The final section is narrated by Peter, in which he recounts his time with Johnny, interspersed with accounts of some gardening project he has, still in Malaysia 60 years later. He first encounters Johnny reading Shelley in some Singapore bar. Peter follows him up into the Valley and is hooked, numbed even, by Snow as soon as he sees her.
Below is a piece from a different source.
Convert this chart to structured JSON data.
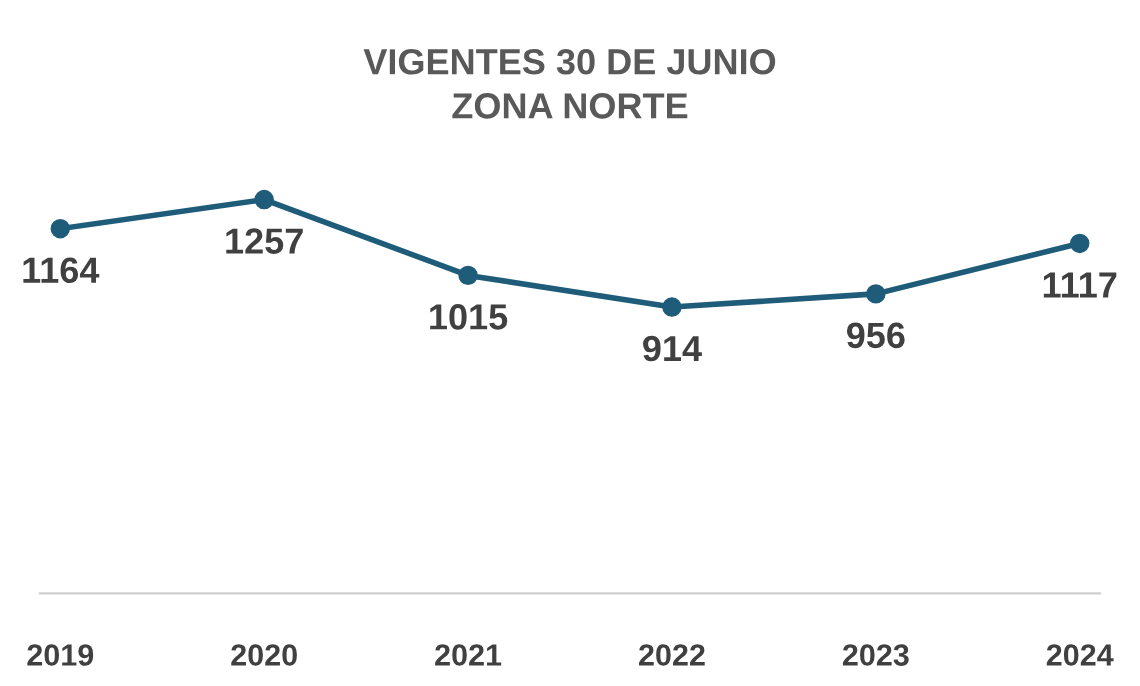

Still, he can talk with Johnny, and we for the first time hear an account, at least purporting to be from Johnny, as to his relationship with the communists and the Japanese: "I would rather be betrayed than betray someone else". Much of his part is taken up with his version of the trip to the Seven Maidens, although it too is very subjective, thanks to his affection for Johnny, his love for Snow, his hatred of Honey and his jealousy of Kunichika.

There is another dimension to this novel: Malaysia is a kind of Paradise, over which first the Chines, then the British and finally the Japanese have taken dominion - in much the same way as Johnny and Peter (who is the "good" way of being British, unlike Honey's way) have to give way to Kunichika. This process is fatal for Malaysia.